Comment by tzs
6 years ago
> Performing arithmetic operations against money in floating point is the dangerous part, as error can accumulate beyond an atomic unit.
A good example of this is trying to compute the sales tax on $21.15 given a tax rate of 10%. The exact answer would be $2.115, which should round to $2.12.
IEEE 64-bit floating point gives 2.1149999999999998, which is hard to get to round to 2.12 without breaking a bunch of other cases.
Here are three functions that try to compute tax in cents given an amount and a rate, in ways that seem quite plausible:
def tax_f1(amt, rate):
tax = round(amt * rate,2)
return round(tax * 100)
def tax_f2(amt, rate):
return round(amt*rate*100)
def tax_f3(amt, rate):
return round(amt*rate*100+.5)
On these four problems:
1% of $21.50
3% of $21.50
6% of $21.50
10% of $21.15
the right answers are 22, 65, 129, and 212. Here are what those give:
tax_f1: 21 65 129 211
tax_f2: 22 64 129 211
tax_f3: 22 65 130 212
Note that none of the get all four right.
I did some exhaustive testing and determined that storing a money amount in floating point is fine. Just convert to integer cents for computation. Even though the floating point representation in dollars is not exact, it is always close enough that multiplying by 100 and rounding works.
Similar for tax rates. Storing in floating point is fine, but convert to an integer by multiplying by an appropriate power of 10 first. In all the jurisdictions I have to deal with, tax rate x 10000 will always be an integer so I use that.
Give amt and rate, where amt is the integer cents and rate is the underlying rate x 10000, this works to get the tax in cents:
def tax(amt, rate):
tax = (amt * rate + 5000)//10000
return tax
I'm not fully convinced that you cannot do all the calculations in floating point, but I am convinced that I can't figure it out.
> IEEE 64-bit floating point gives 2.1149999999999998, which is hard to get to round to 2.12 without breaking a bunch of other cases.
Your issue is on how to print the float, not with the precision of fp. For instance, `21.15 * 0.1` can be print both as 2.115 or 1.12 depending on how many decimal digits of precision you set your print function. I manage to get those results with printf using `%.3f` and `%.2f`, respectively.
To produce one cent (0.0x) error with the default FP rounding, it takes more than 1 Quadrillion of operation. Each operation can only introduce 1*10^17/2 error.
The "you shouldn't be using float to do monetary computation" is likely one the most spread float point misinformation.
The issues with your others examples is that you are rounding the data (therefore, discarding information). If you don't do any manual round, the result should be correct (I haven't test thought).

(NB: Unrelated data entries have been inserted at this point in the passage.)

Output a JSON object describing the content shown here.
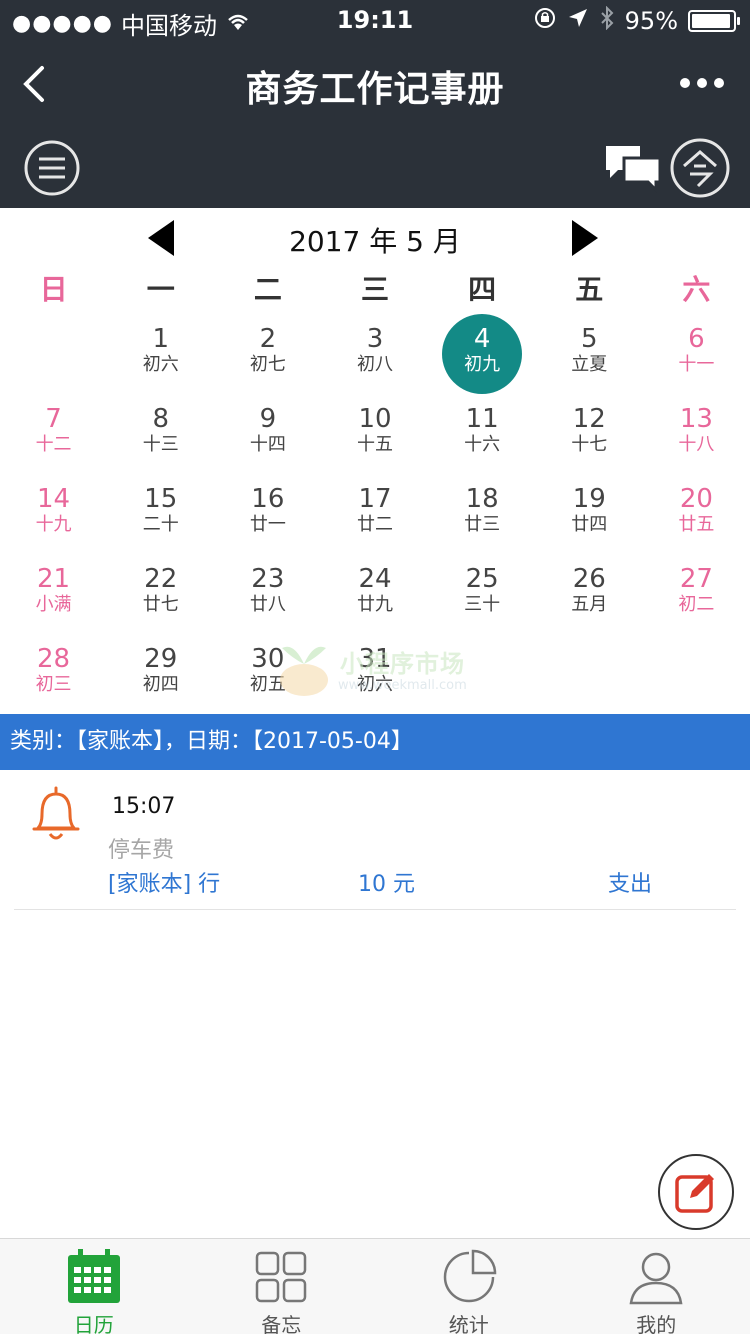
{
  "status_bar": {
    "carrier": "中国移动",
    "time": "19:11",
    "battery_percent": "95%",
    "battery_level": 0.95
  },
  "nav": {
    "title": "商务工作记事册"
  },
  "calendar": {
    "month_label": "2017 年 5 月",
    "weekdays": [
      "日",
      "一",
      "二",
      "三",
      "四",
      "五",
      "六"
    ],
    "selected_day": "4",
    "days": [
      {
        "num": "",
        "lunar": ""
      },
      {
        "num": "1",
        "lunar": "初六"
      },
      {
        "num": "2",
        "lunar": "初七"
      },
      {
        "num": "3",
        "lunar": "初八"
      },
      {
        "num": "4",
        "lunar": "初九"
      },
      {
        "num": "5",
        "lunar": "立夏"
      },
      {
        "num": "6",
        "lunar": "十一"
      },
      {
        "num": "7",
        "lunar": "十二"
      },
      {
        "num": "8",
        "lunar": "十三"
      },
      {
        "num": "9",
        "lunar": "十四"
      },
      {
        "num": "10",
        "lunar": "十五"
      },
      {
        "num": "11",
        "lunar": "十六"
      },
      {
        "num": "12",
        "lunar": "十七"
      },
      {
        "num": "13",
        "lunar": "十八"
      },
      {
        "num": "14",
        "lunar": "十九"
      },
      {
        "num": "15",
        "lunar": "二十"
      },
      {
        "num": "16",
        "lunar": "廿一"
      },
      {
        "num": "17",
        "lunar": "廿二"
      },
      {
        "num": "18",
        "lunar": "廿三"
      },
      {
        "num": "19",
        "lunar": "廿四"
      },
      {
        "num": "20",
        "lunar": "廿五"
      },
      {
        "num": "21",
        "lunar": "小满"
      },
      {
        "num": "22",
        "lunar": "廿七"
      },
      {
        "num": "23",
        "lunar": "廿八"
      },
      {
        "num": "24",
        "lunar": "廿九"
      },
      {
        "num": "25",
        "lunar": "三十"
      },
      {
        "num": "26",
        "lunar": "五月"
      },
      {
        "num": "27",
        "lunar": "初二"
      },
      {
        "num": "28",
        "lunar": "初三"
      },
      {
        "num": "29",
        "lunar": "初四"
      },
      {
        "num": "30",
        "lunar": "初五"
      },
      {
        "num": "31",
        "lunar": "初六"
      }
    ]
  },
  "watermark": {
    "text": "小程序市场",
    "url": "www.weekmall.com"
  },
  "info_bar": {
    "text": "类别：【家账本】，日期：【2017-05-04】"
  },
  "record": {
    "time": "15:07",
    "note": "停车费",
    "category": "[家账本] 行",
    "amount": "10 元",
    "type": "支出"
  },
  "tabs": [
    {
      "label": "日历",
      "icon": "calendar-icon",
      "active": true
    },
    {
      "label": "备忘",
      "icon": "grid-icon",
      "active": false
    },
    {
      "label": "统计",
      "icon": "pie-chart-icon",
      "active": false
    },
    {
      "label": "我的",
      "icon": "user-icon",
      "active": false
    }
  ],
  "colors": {
    "header_bg": "#2b3139",
    "weekend": "#e8679a",
    "selected": "#138a86",
    "info_bar": "#2f76d2",
    "active_tab": "#22a33a",
    "bell": "#e8692a",
    "fab_pencil": "#d93a2b"
  }
}
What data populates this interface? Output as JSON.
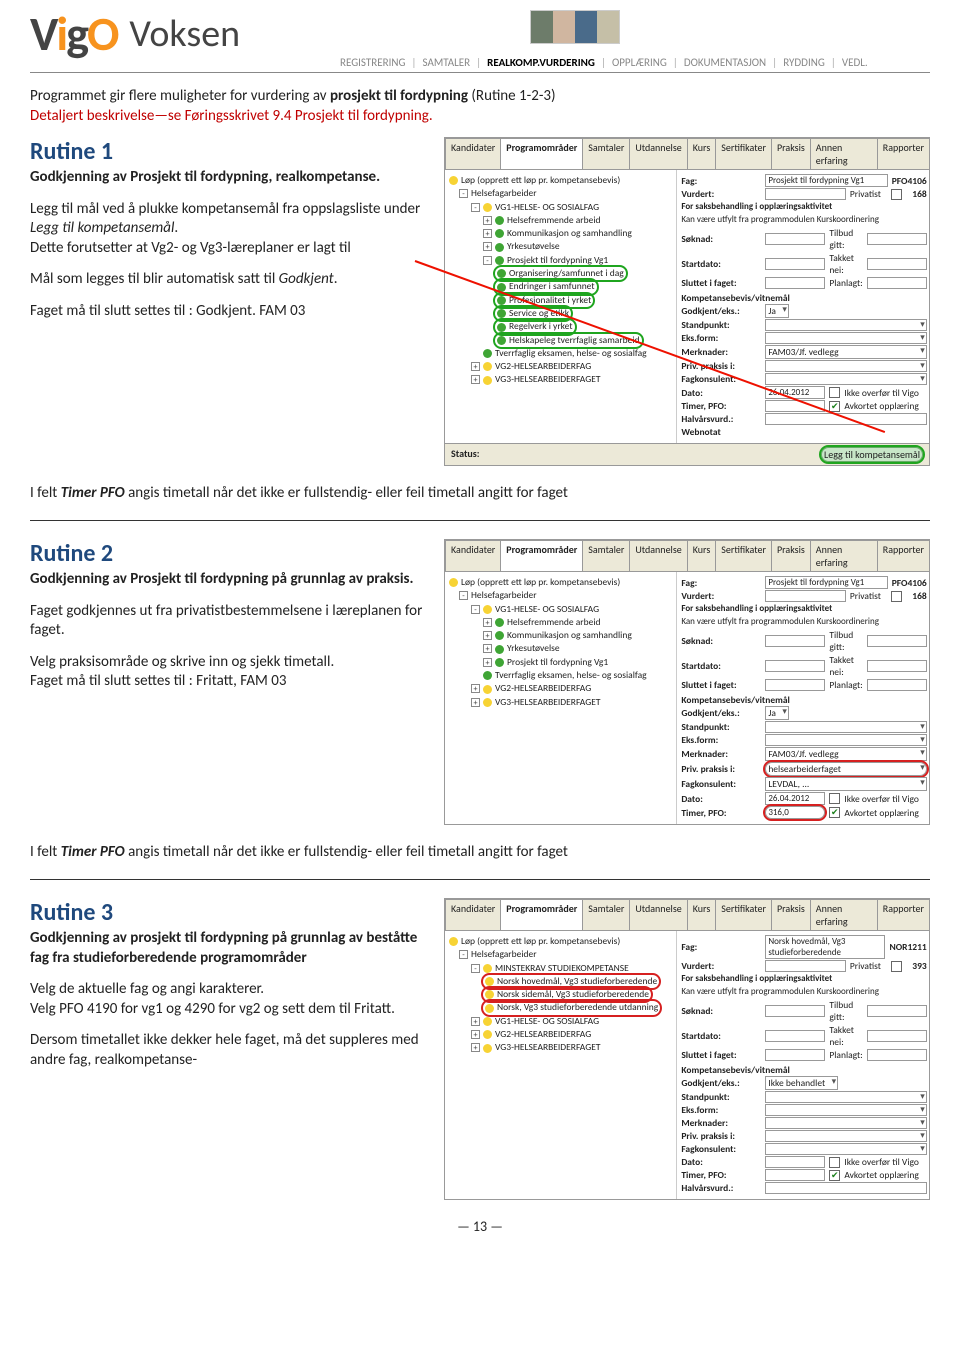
{
  "header": {
    "logo_prefix": "V",
    "logo_i": "i",
    "logo_g": "g",
    "logo_o": "O",
    "logo_voksen": "Voksen"
  },
  "breadcrumb": {
    "items": [
      "REGISTRERING",
      "SAMTALER",
      "REALKOMP.VURDERING",
      "OPPLÆRING",
      "DOKUMENTASJON",
      "RYDDING",
      "VEDL."
    ]
  },
  "intro": {
    "line1_a": "Programmet gir flere muligheter for vurdering av ",
    "line1_b": "prosjekt til fordypning",
    "line1_c": " (Rutine 1-2-3)",
    "line2": "Detaljert beskrivelse—se Føringsskrivet 9.4 Prosjekt til fordypning."
  },
  "rutine1": {
    "title": "Rutine 1",
    "sub": "Godkjenning av Prosjekt til fordypning, realkompetanse.",
    "p1a": "Legg til mål ved å plukke kompetansemål fra oppslagsliste under ",
    "p1b": "Legg til kompetansemål",
    "p1c": ".",
    "p2": "Dette forutsetter at Vg2- og Vg3-læreplaner er lagt til",
    "p3a": "Mål som legges til blir automatisk satt til ",
    "p3b": "Godkjent",
    "p3c": ".",
    "p4": "Faget må til slutt settes til : Godkjent. FAM 03"
  },
  "after_note": {
    "a": "I felt ",
    "b": "Timer PFO",
    "c": " angis timetall når det ikke er fullstendig- eller feil timetall angitt for faget"
  },
  "rutine2": {
    "title": "Rutine 2",
    "sub": "Godkjenning av Prosjekt til fordypning på grunnlag av praksis.",
    "p1": "Faget godkjennes ut fra privatistbestemmelsene i læreplanen for faget.",
    "p2": "Velg praksisområde og skrive inn og sjekk timetall.",
    "p3": "Faget må til slutt settes til : Fritatt, FAM 03"
  },
  "rutine3": {
    "title": "Rutine 3",
    "sub": "Godkjenning av prosjekt til fordypning på grunnlag av beståtte fag fra studieforberedende programområder",
    "p1": "Velg de aktuelle fag og angi karakterer.",
    "p2": "Velg PFO 4190 for vg1  og 4290 for vg2 og sett dem til Fritatt.",
    "p3": "Dersom timetallet ikke dekker hele faget, må det suppleres med andre fag, realkompetanse-"
  },
  "scr_tabs": [
    "Kandidater",
    "Programområder",
    "Samtaler",
    "Utdannelse",
    "Kurs",
    "Sertifikater",
    "Praksis",
    "Annen erfaring",
    "Rapporter"
  ],
  "scr1": {
    "tree_top": "Løp (opprett ett løp pr. kompetansebevis)",
    "tree": [
      "Helsefagarbeider",
      "VG1-HELSE- OG SOSIALFAG",
      "Helsefremmende arbeid",
      "Kommunikasjon og samhandling",
      "Yrkesutøvelse",
      "Prosjekt til fordypning Vg1",
      "Organisering/samfunnet i dag",
      "Endringer i samfunnet",
      "Profesjonalitet i yrket",
      "Service og etikk",
      "Regelverk i yrket",
      "Helskapeleg tverrfaglig samarbeid",
      "Tverrfaglig eksamen, helse- og sosialfag",
      "VG2-HELSEARBEIDERFAG",
      "VG3-HELSEARBEIDERFAGET"
    ],
    "form": {
      "fag": "Fag:",
      "fag_v": "Prosjekt til fordypning Vg1",
      "code": "PFO4106",
      "vurdert": "Vurdert:",
      "priv": "Privatist",
      "priv_v": "168",
      "saksb": "For saksbehandling i opplæringsaktivitet",
      "kanv": "Kan være utfylt fra programmodulen Kurskoordinering",
      "soknad": "Søknad:",
      "tilbud": "Tilbud gitt:",
      "start": "Startdato:",
      "takket": "Takket nei:",
      "sluttet": "Sluttet i faget:",
      "planlagt": "Planlagt:",
      "komp": "Kompetansebevis/vitnemål",
      "godkj": "Godkjent/eks.:",
      "godkj_v": "Ja",
      "standp": "Standpunkt:",
      "eksform": "Eks.form:",
      "merk": "Merknader:",
      "merk_v": "FAM03/Jf. vedlegg",
      "privp": "Priv. praksis i:",
      "fagk": "Fagkonsulent:",
      "dato": "Dato:",
      "dato_v": "26.04.2012",
      "ikkeov": "Ikke overfør til Vigo",
      "timer": "Timer, PFO:",
      "avk": "Avkortet opplæring",
      "halv": "Halvårsvurd.:",
      "webn": "Webnotat",
      "status": "Status:",
      "btn": "Legg til kompetansemål"
    }
  },
  "scr2": {
    "tree": [
      "Helsefagarbeider",
      "VG1-HELSE- OG SOSIALFAG",
      "Helsefremmende arbeid",
      "Kommunikasjon og samhandling",
      "Yrkesutøvelse",
      "Prosjekt til fordypning Vg1",
      "Tverrfaglig eksamen, helse- og sosialfag",
      "VG2-HELSEARBEIDERFAG",
      "VG3-HELSEARBEIDERFAGET"
    ],
    "form": {
      "privp_v": "helsearbeiderfaget",
      "fagk_v": "LEVDAL, ...",
      "timer_v": "316,0"
    }
  },
  "scr3": {
    "tree": [
      "Helsefagarbeider",
      "MINSTEKRAV STUDIEKOMPETANSE",
      "Norsk hovedmål, Vg3 studieforberedende",
      "Norsk sidemål, Vg3 studieforberedende",
      "Norsk, Vg3 studieforberedende utdanning",
      "VG1-HELSE- OG SOSIALFAG",
      "VG2-HELSEARBEIDERFAG",
      "VG3-HELSEARBEIDERFAGET"
    ],
    "form": {
      "fag_v": "Norsk hovedmål, Vg3 studieforberedende",
      "code": "NOR1211",
      "priv_v": "393",
      "godkj_v": "Ikke behandlet"
    }
  },
  "page": "— 13 —"
}
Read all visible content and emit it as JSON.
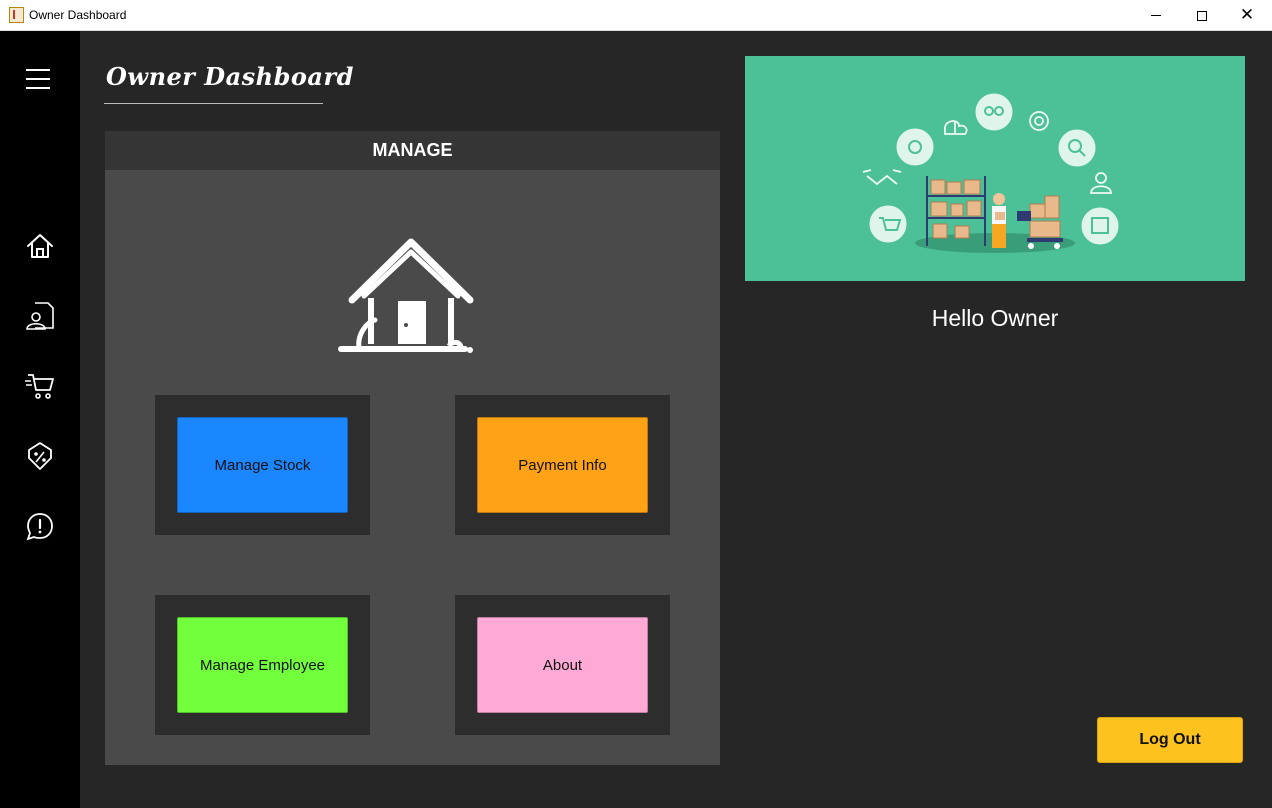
{
  "window": {
    "title": "Owner Dashboard"
  },
  "sidebar": {
    "items": [
      {
        "icon": "menu-icon"
      },
      {
        "icon": "home-icon"
      },
      {
        "icon": "user-profile-icon"
      },
      {
        "icon": "cart-icon"
      },
      {
        "icon": "discount-tag-icon"
      },
      {
        "icon": "alert-icon"
      }
    ]
  },
  "main": {
    "heading": "Owner Dashboard",
    "panel_title": "MANAGE",
    "buttons": {
      "manage_stock": "Manage Stock",
      "payment_info": "Payment Info",
      "manage_employee": "Manage Employee",
      "about": "About"
    }
  },
  "right": {
    "greeting": "Hello Owner",
    "logout": "Log Out"
  },
  "colors": {
    "manage_stock": "#1a86ff",
    "payment_info": "#ffa216",
    "manage_employee": "#72ff3c",
    "about": "#ffaad6",
    "logout": "#fdc21e",
    "banner": "#4cc197"
  }
}
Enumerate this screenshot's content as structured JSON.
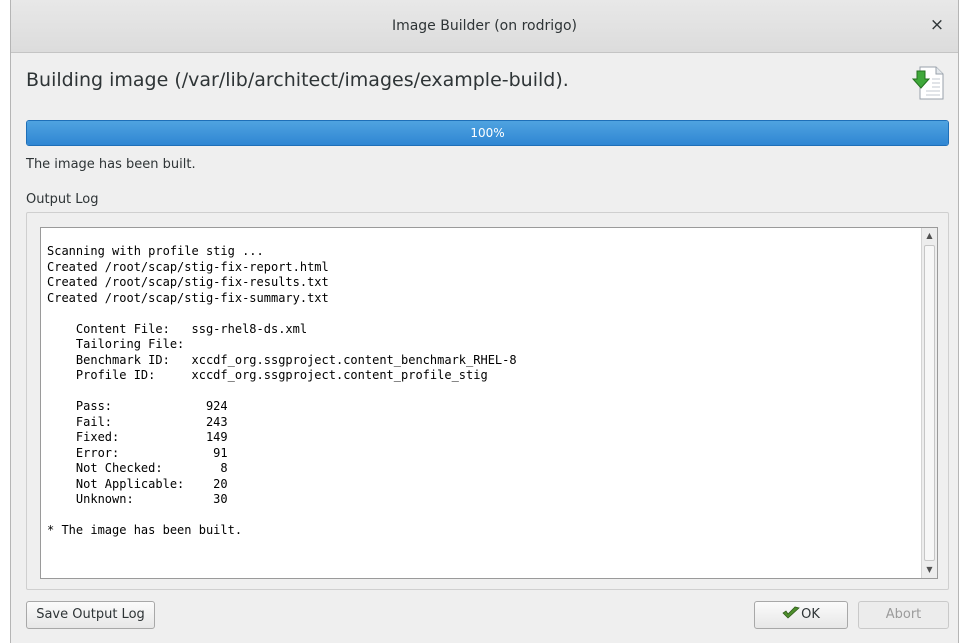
{
  "window": {
    "title": "Image Builder (on rodrigo)",
    "close_label": "×"
  },
  "header": {
    "heading": "Building image (/var/lib/architect/images/example-build).",
    "icon": "document-download-icon"
  },
  "progress": {
    "percent": 100,
    "label": "100%"
  },
  "status": "The image has been built.",
  "output_log": {
    "label": "Output Log",
    "lines": [
      "Scanning with profile stig ...",
      "Created /root/scap/stig-fix-report.html",
      "Created /root/scap/stig-fix-results.txt",
      "Created /root/scap/stig-fix-summary.txt",
      "",
      "    Content File:   ssg-rhel8-ds.xml",
      "    Tailoring File:",
      "    Benchmark ID:   xccdf_org.ssgproject.content_benchmark_RHEL-8",
      "    Profile ID:     xccdf_org.ssgproject.content_profile_stig",
      "",
      "    Pass:             924",
      "    Fail:             243",
      "    Fixed:            149",
      "    Error:             91",
      "    Not Checked:        8",
      "    Not Applicable:    20",
      "    Unknown:           30",
      "",
      "* The image has been built."
    ]
  },
  "buttons": {
    "save_log": "Save Output Log",
    "ok": "OK",
    "abort": "Abort"
  },
  "colors": {
    "progress_fill": "#3592dc",
    "window_bg": "#efefef"
  }
}
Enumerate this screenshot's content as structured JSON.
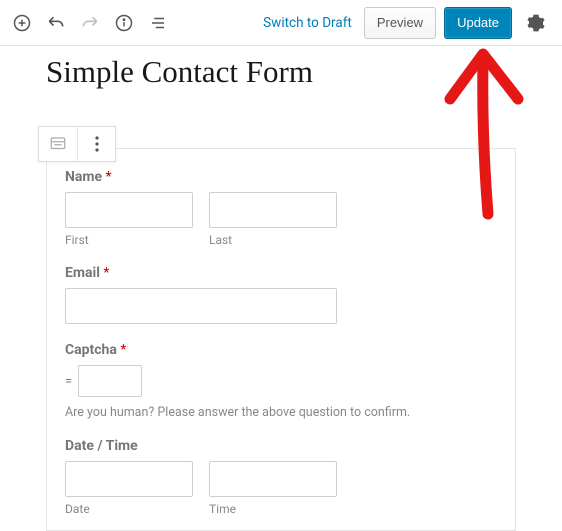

> Your issue is on how to print the float, not with the precision of fp. For instance, `21.15 * 0.1` can be print both as 2.115 or 1.12 depending on how many decimal digits of precision you set your print function. I manage to get those results with printf using `%.3f` and `%.2f`, respectively.
I get 2.115 with %.3f and 2.11 with %.2f. Here's my test program. Same result on my Mac with clang and my Debian 8 server with gcc.
The thing is that if 2.115 represents a calculated dollar figure, such as the value of some transaction or the cost of something or whatever, then we should round it to 2.12. (Unless we are working in a financial domain that deals with fractions of a cent.) Now in floating-point, we don't exactly have the exact value 2.12, but we have something that is extremely close. So close that if we happen to print it to %.3f, we better get 2.120, and if we print it to %.4f, we better see 2.1200.
That some monetary calculation works out to $2.115 (and is left that way) instead of being correctly rounded $2.12 doesn't add up to a valid argument against using floating-point for money.
I think piadodjanho does have a point there in the grandparent comment; "don't use floating-point for money" may just be a repeated mantra that doesn't entirely hold water. If extremely accurate engineering and scientific calculations can be done with floating-point, surely we can get floating-point values to measure stacks of pennies with the proper care in the programming.
2 replies →
The trick is that by default rounding happens using banker's rounding. Programming languages use this because this is what CPUs use. When you want to round your way, you need an extra digit and round manually:
That works for 10% of $21.15, giving the desired 212.
However, for 10.14% of $21.15, it gives 215, but it should be 214. Another example is 3.5% of $60.70, for which it gives 213 but correct is 212.
You're right. My remainder calculation in my code snippet is incorrect. It should've been a floating point remainder instead.
But then since there's now an epsilon, it raises the question of how many digits of precision the tax rates typically need. This is indeed a difficult problem.